Ora, a mim parece elementar como 2+2 = 4: se já deixamos para trás o nível considerado "seguro" (do ponto de vista de manter uma estabilidade climática, limitar os impactos nos ecossistemas terrestres e evitar o disparo de mecanismos de retroalimentação que possam tornar o aquecimento global auto-sustentado) de 350 ppm; se sabemos que ultrapassar 450 ppm de CO2 implica em um risco demasiado grande de introduzir mudanças profundas, danosas e, provavelmente, irreversíveis; devemos evitar a emissão da "trilionésima tonelada" de carbono, limitando nosso consumo de combustíveis fósseis a menos de  1/5 das reservas convencionais conhecidas (há indícios de que as limitações são ainda maiores).  Dado isto, os cientistas têm de mostrar quão urgente são um acordo internacional de redução das emissões e a adoção de medidas via governança em todas as esferas, que corroborem nesse sentido (em energia, transporte, agricultura, etc.). Se a gravidade da questão climática é tão óbvia, tão gritante, porque a comunidade científica como um todo não vai para a disputa da consciência social, não incide enfaticamente sobre as posições dos formuladores de políticas e tomadores de decisão, exibindo o monstro do jeito que é? Por que mantê-lo escondido no armário? Por que não girtar claramente: "lobo, lobo!"?

Como uma ponte ou qualquer edificação, uma afirmação que seja demasiado "pesada" precisa de muita sustentação para permanecer de pé. Essa pode ser uma das razões pelas quais os textos científicos são frequentemente cheios de cautela. Frases como "os resultados sugerem...", "isto se deve possivelmente a...", "há indícios de que..." e "mais estudos são necessários..." chegam até a ser lugar comum (e vejam, quando escrevo artigos científicos uso, sim, com frequência, desses recursos de cautela). Mas isso não cabe quando se trata de uma realidade tão evidente quanto a Gravitação Universal ou a Evolução das Espécies.

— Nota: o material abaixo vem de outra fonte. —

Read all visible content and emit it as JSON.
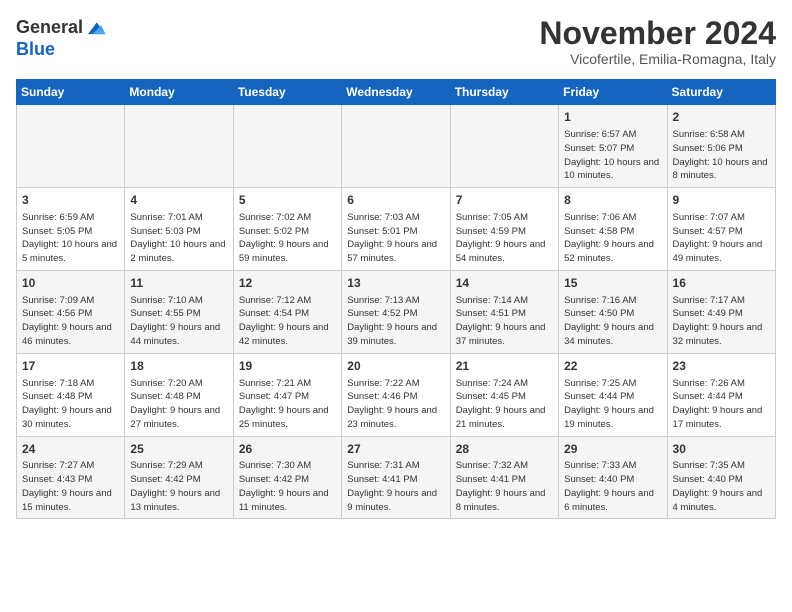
{
  "logo": {
    "line1": "General",
    "line2": "Blue"
  },
  "title": "November 2024",
  "subtitle": "Vicofertile, Emilia-Romagna, Italy",
  "weekdays": [
    "Sunday",
    "Monday",
    "Tuesday",
    "Wednesday",
    "Thursday",
    "Friday",
    "Saturday"
  ],
  "weeks": [
    [
      {
        "day": "",
        "info": ""
      },
      {
        "day": "",
        "info": ""
      },
      {
        "day": "",
        "info": ""
      },
      {
        "day": "",
        "info": ""
      },
      {
        "day": "",
        "info": ""
      },
      {
        "day": "1",
        "info": "Sunrise: 6:57 AM\nSunset: 5:07 PM\nDaylight: 10 hours and 10 minutes."
      },
      {
        "day": "2",
        "info": "Sunrise: 6:58 AM\nSunset: 5:06 PM\nDaylight: 10 hours and 8 minutes."
      }
    ],
    [
      {
        "day": "3",
        "info": "Sunrise: 6:59 AM\nSunset: 5:05 PM\nDaylight: 10 hours and 5 minutes."
      },
      {
        "day": "4",
        "info": "Sunrise: 7:01 AM\nSunset: 5:03 PM\nDaylight: 10 hours and 2 minutes."
      },
      {
        "day": "5",
        "info": "Sunrise: 7:02 AM\nSunset: 5:02 PM\nDaylight: 9 hours and 59 minutes."
      },
      {
        "day": "6",
        "info": "Sunrise: 7:03 AM\nSunset: 5:01 PM\nDaylight: 9 hours and 57 minutes."
      },
      {
        "day": "7",
        "info": "Sunrise: 7:05 AM\nSunset: 4:59 PM\nDaylight: 9 hours and 54 minutes."
      },
      {
        "day": "8",
        "info": "Sunrise: 7:06 AM\nSunset: 4:58 PM\nDaylight: 9 hours and 52 minutes."
      },
      {
        "day": "9",
        "info": "Sunrise: 7:07 AM\nSunset: 4:57 PM\nDaylight: 9 hours and 49 minutes."
      }
    ],
    [
      {
        "day": "10",
        "info": "Sunrise: 7:09 AM\nSunset: 4:56 PM\nDaylight: 9 hours and 46 minutes."
      },
      {
        "day": "11",
        "info": "Sunrise: 7:10 AM\nSunset: 4:55 PM\nDaylight: 9 hours and 44 minutes."
      },
      {
        "day": "12",
        "info": "Sunrise: 7:12 AM\nSunset: 4:54 PM\nDaylight: 9 hours and 42 minutes."
      },
      {
        "day": "13",
        "info": "Sunrise: 7:13 AM\nSunset: 4:52 PM\nDaylight: 9 hours and 39 minutes."
      },
      {
        "day": "14",
        "info": "Sunrise: 7:14 AM\nSunset: 4:51 PM\nDaylight: 9 hours and 37 minutes."
      },
      {
        "day": "15",
        "info": "Sunrise: 7:16 AM\nSunset: 4:50 PM\nDaylight: 9 hours and 34 minutes."
      },
      {
        "day": "16",
        "info": "Sunrise: 7:17 AM\nSunset: 4:49 PM\nDaylight: 9 hours and 32 minutes."
      }
    ],
    [
      {
        "day": "17",
        "info": "Sunrise: 7:18 AM\nSunset: 4:48 PM\nDaylight: 9 hours and 30 minutes."
      },
      {
        "day": "18",
        "info": "Sunrise: 7:20 AM\nSunset: 4:48 PM\nDaylight: 9 hours and 27 minutes."
      },
      {
        "day": "19",
        "info": "Sunrise: 7:21 AM\nSunset: 4:47 PM\nDaylight: 9 hours and 25 minutes."
      },
      {
        "day": "20",
        "info": "Sunrise: 7:22 AM\nSunset: 4:46 PM\nDaylight: 9 hours and 23 minutes."
      },
      {
        "day": "21",
        "info": "Sunrise: 7:24 AM\nSunset: 4:45 PM\nDaylight: 9 hours and 21 minutes."
      },
      {
        "day": "22",
        "info": "Sunrise: 7:25 AM\nSunset: 4:44 PM\nDaylight: 9 hours and 19 minutes."
      },
      {
        "day": "23",
        "info": "Sunrise: 7:26 AM\nSunset: 4:44 PM\nDaylight: 9 hours and 17 minutes."
      }
    ],
    [
      {
        "day": "24",
        "info": "Sunrise: 7:27 AM\nSunset: 4:43 PM\nDaylight: 9 hours and 15 minutes."
      },
      {
        "day": "25",
        "info": "Sunrise: 7:29 AM\nSunset: 4:42 PM\nDaylight: 9 hours and 13 minutes."
      },
      {
        "day": "26",
        "info": "Sunrise: 7:30 AM\nSunset: 4:42 PM\nDaylight: 9 hours and 11 minutes."
      },
      {
        "day": "27",
        "info": "Sunrise: 7:31 AM\nSunset: 4:41 PM\nDaylight: 9 hours and 9 minutes."
      },
      {
        "day": "28",
        "info": "Sunrise: 7:32 AM\nSunset: 4:41 PM\nDaylight: 9 hours and 8 minutes."
      },
      {
        "day": "29",
        "info": "Sunrise: 7:33 AM\nSunset: 4:40 PM\nDaylight: 9 hours and 6 minutes."
      },
      {
        "day": "30",
        "info": "Sunrise: 7:35 AM\nSunset: 4:40 PM\nDaylight: 9 hours and 4 minutes."
      }
    ]
  ]
}
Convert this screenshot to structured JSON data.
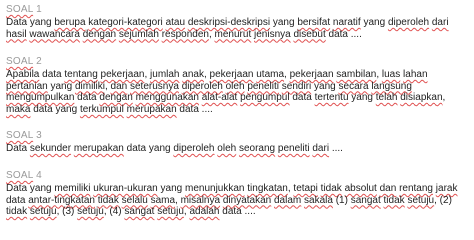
{
  "soal": [
    {
      "title_word": "SOAL",
      "title_number": "1",
      "segments": [
        {
          "t": "Data yang ",
          "u": false
        },
        {
          "t": "berupa",
          "u": true
        },
        {
          "t": " ",
          "u": false
        },
        {
          "t": "kategori-kategori",
          "u": true
        },
        {
          "t": " ",
          "u": false
        },
        {
          "t": "atau",
          "u": true
        },
        {
          "t": " ",
          "u": false
        },
        {
          "t": "deskripsi-deskripsi",
          "u": true
        },
        {
          "t": " yang ",
          "u": false
        },
        {
          "t": "bersifat",
          "u": true
        },
        {
          "t": " ",
          "u": false
        },
        {
          "t": "naratif",
          "u": true
        },
        {
          "t": " yang ",
          "u": false
        },
        {
          "t": "diperoleh",
          "u": true
        },
        {
          "t": " ",
          "u": false
        },
        {
          "t": "dari",
          "u": true
        },
        {
          "t": " ",
          "u": false
        },
        {
          "t": "hasil",
          "u": true
        },
        {
          "t": " ",
          "u": false
        },
        {
          "t": "wawancara",
          "u": true
        },
        {
          "t": " ",
          "u": false
        },
        {
          "t": "dengan",
          "u": true
        },
        {
          "t": " ",
          "u": false
        },
        {
          "t": "sejumlah",
          "u": true
        },
        {
          "t": " ",
          "u": false
        },
        {
          "t": "responden",
          "u": true
        },
        {
          "t": ", ",
          "u": false
        },
        {
          "t": "menurut",
          "u": true
        },
        {
          "t": " ",
          "u": false
        },
        {
          "t": "jenisnya",
          "u": true
        },
        {
          "t": " ",
          "u": false
        },
        {
          "t": "disebut",
          "u": true
        },
        {
          "t": " data ....",
          "u": false
        }
      ]
    },
    {
      "title_word": "SOAL",
      "title_number": "2",
      "segments": [
        {
          "t": "Apabila",
          "u": true
        },
        {
          "t": " data ",
          "u": false
        },
        {
          "t": "tentang",
          "u": true
        },
        {
          "t": " ",
          "u": false
        },
        {
          "t": "pekerjaan",
          "u": true
        },
        {
          "t": ", ",
          "u": false
        },
        {
          "t": "jumlah",
          "u": true
        },
        {
          "t": " ",
          "u": false
        },
        {
          "t": "anak",
          "u": true
        },
        {
          "t": ", ",
          "u": false
        },
        {
          "t": "pekerjaan",
          "u": true
        },
        {
          "t": " ",
          "u": false
        },
        {
          "t": "utama",
          "u": true
        },
        {
          "t": ", ",
          "u": false
        },
        {
          "t": "pekerjaan",
          "u": true
        },
        {
          "t": " ",
          "u": false
        },
        {
          "t": "sambilan",
          "u": true
        },
        {
          "t": ", ",
          "u": false
        },
        {
          "t": "luas",
          "u": true
        },
        {
          "t": " ",
          "u": false
        },
        {
          "t": "lahan",
          "u": true
        },
        {
          "t": " ",
          "u": false
        },
        {
          "t": "pertanian",
          "u": true
        },
        {
          "t": " yang ",
          "u": false
        },
        {
          "t": "dimiliki",
          "u": true
        },
        {
          "t": ", ",
          "u": false
        },
        {
          "t": "dan",
          "u": true
        },
        {
          "t": " ",
          "u": false
        },
        {
          "t": "seterusnya",
          "u": true
        },
        {
          "t": " ",
          "u": false
        },
        {
          "t": "diperoleh",
          "u": true
        },
        {
          "t": " ",
          "u": false
        },
        {
          "t": "oleh",
          "u": true
        },
        {
          "t": " ",
          "u": false
        },
        {
          "t": "peneliti",
          "u": true
        },
        {
          "t": " ",
          "u": false
        },
        {
          "t": "sendiri",
          "u": true
        },
        {
          "t": " yang ",
          "u": false
        },
        {
          "t": "secara",
          "u": true
        },
        {
          "t": " ",
          "u": false
        },
        {
          "t": "langsung",
          "u": true
        },
        {
          "t": " ",
          "u": false
        },
        {
          "t": "mengumpulkan",
          "u": true
        },
        {
          "t": " data ",
          "u": false
        },
        {
          "t": "dengan",
          "u": true
        },
        {
          "t": " ",
          "u": false
        },
        {
          "t": "menggunakan",
          "u": true
        },
        {
          "t": " ",
          "u": false
        },
        {
          "t": "alat-alat",
          "u": true
        },
        {
          "t": " ",
          "u": false
        },
        {
          "t": "pengumpul",
          "u": true
        },
        {
          "t": " data ",
          "u": false
        },
        {
          "t": "tertentu",
          "u": true
        },
        {
          "t": " yang ",
          "u": false
        },
        {
          "t": "telah",
          "u": true
        },
        {
          "t": " ",
          "u": false
        },
        {
          "t": "disiapkan",
          "u": true
        },
        {
          "t": ", ",
          "u": false
        },
        {
          "t": "maka",
          "u": true
        },
        {
          "t": " data yang ",
          "u": false
        },
        {
          "t": "terkumpul",
          "u": true
        },
        {
          "t": " ",
          "u": false
        },
        {
          "t": "merupakan",
          "u": true
        },
        {
          "t": " data ....",
          "u": false
        }
      ]
    },
    {
      "title_word": "SOAL",
      "title_number": "3",
      "segments": [
        {
          "t": "Data ",
          "u": false
        },
        {
          "t": "sekunder",
          "u": true
        },
        {
          "t": " ",
          "u": false
        },
        {
          "t": "merupakan",
          "u": true
        },
        {
          "t": " data yang ",
          "u": false
        },
        {
          "t": "diperoleh",
          "u": true
        },
        {
          "t": " ",
          "u": false
        },
        {
          "t": "oleh",
          "u": true
        },
        {
          "t": " ",
          "u": false
        },
        {
          "t": "seorang",
          "u": true
        },
        {
          "t": " ",
          "u": false
        },
        {
          "t": "peneliti",
          "u": true
        },
        {
          "t": " ",
          "u": false
        },
        {
          "t": "dari",
          "u": true
        },
        {
          "t": " ....",
          "u": false
        }
      ]
    },
    {
      "title_word": "SOAL",
      "title_number": "4",
      "segments": [
        {
          "t": "Data yang ",
          "u": false
        },
        {
          "t": "memiliki",
          "u": true
        },
        {
          "t": " ",
          "u": false
        },
        {
          "t": "ukuran-ukuran",
          "u": true
        },
        {
          "t": " yang ",
          "u": false
        },
        {
          "t": "menunjukkan",
          "u": true
        },
        {
          "t": " ",
          "u": false
        },
        {
          "t": "tingkatan",
          "u": true
        },
        {
          "t": ", ",
          "u": false
        },
        {
          "t": "tetapi",
          "u": true
        },
        {
          "t": " ",
          "u": false
        },
        {
          "t": "tidak",
          "u": true
        },
        {
          "t": " ",
          "u": false
        },
        {
          "t": "absolut",
          "u": true
        },
        {
          "t": " ",
          "u": false
        },
        {
          "t": "dan",
          "u": true
        },
        {
          "t": " ",
          "u": false
        },
        {
          "t": "rentang",
          "u": true
        },
        {
          "t": " ",
          "u": false
        },
        {
          "t": "jarak",
          "u": true
        },
        {
          "t": " data ",
          "u": false
        },
        {
          "t": "antar-tingkatan",
          "u": true
        },
        {
          "t": " ",
          "u": false
        },
        {
          "t": "tidak",
          "u": true
        },
        {
          "t": " ",
          "u": false
        },
        {
          "t": "selalu",
          "u": true
        },
        {
          "t": " ",
          "u": false
        },
        {
          "t": "sama",
          "u": true
        },
        {
          "t": ", ",
          "u": false
        },
        {
          "t": "misalnya",
          "u": true
        },
        {
          "t": " ",
          "u": false
        },
        {
          "t": "dinyatakan",
          "u": true
        },
        {
          "t": " ",
          "u": false
        },
        {
          "t": "dalam",
          "u": true
        },
        {
          "t": " ",
          "u": false
        },
        {
          "t": "sakala",
          "u": true
        },
        {
          "t": " (1) ",
          "u": false
        },
        {
          "t": "sangat",
          "u": true
        },
        {
          "t": " ",
          "u": false
        },
        {
          "t": "tidak",
          "u": true
        },
        {
          "t": " ",
          "u": false
        },
        {
          "t": "setuju",
          "u": true
        },
        {
          "t": ", (2) ",
          "u": false
        },
        {
          "t": "tidak",
          "u": true
        },
        {
          "t": " ",
          "u": false
        },
        {
          "t": "setuju",
          "u": true
        },
        {
          "t": ", (3) ",
          "u": false
        },
        {
          "t": "setuju",
          "u": true
        },
        {
          "t": ", (4) ",
          "u": false
        },
        {
          "t": "sangat",
          "u": true
        },
        {
          "t": " ",
          "u": false
        },
        {
          "t": "setuju",
          "u": true
        },
        {
          "t": ", ",
          "u": false
        },
        {
          "t": "adalah",
          "u": true
        },
        {
          "t": " data ....",
          "u": false
        }
      ]
    }
  ]
}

Talvez porque o monstro seja tão feio que, mesmo quem sabe dos detalhes de sua "feiúra" teme por olhá-lo de frente. Talvez porque o tipo de "peixe grande" que se espera da ciência seja algo claremente benéfico ou benigno, da cura do câncer à descoberta de vida extraterrestre. Nossa "pescaria", pelo contrário, traz uma série de implicações sobre como agimos, como e quanto produzimos e consumimos. Praticamente impõe, para manterem um mínimo coerência, que os cientistas do clima, senão cada um individualmente, pelo menos enquanto coletivo, através das associações, sociedades científicas, etc., sejam bastante ativos e enfáticos na comunicação pública dessas grandes conclusões.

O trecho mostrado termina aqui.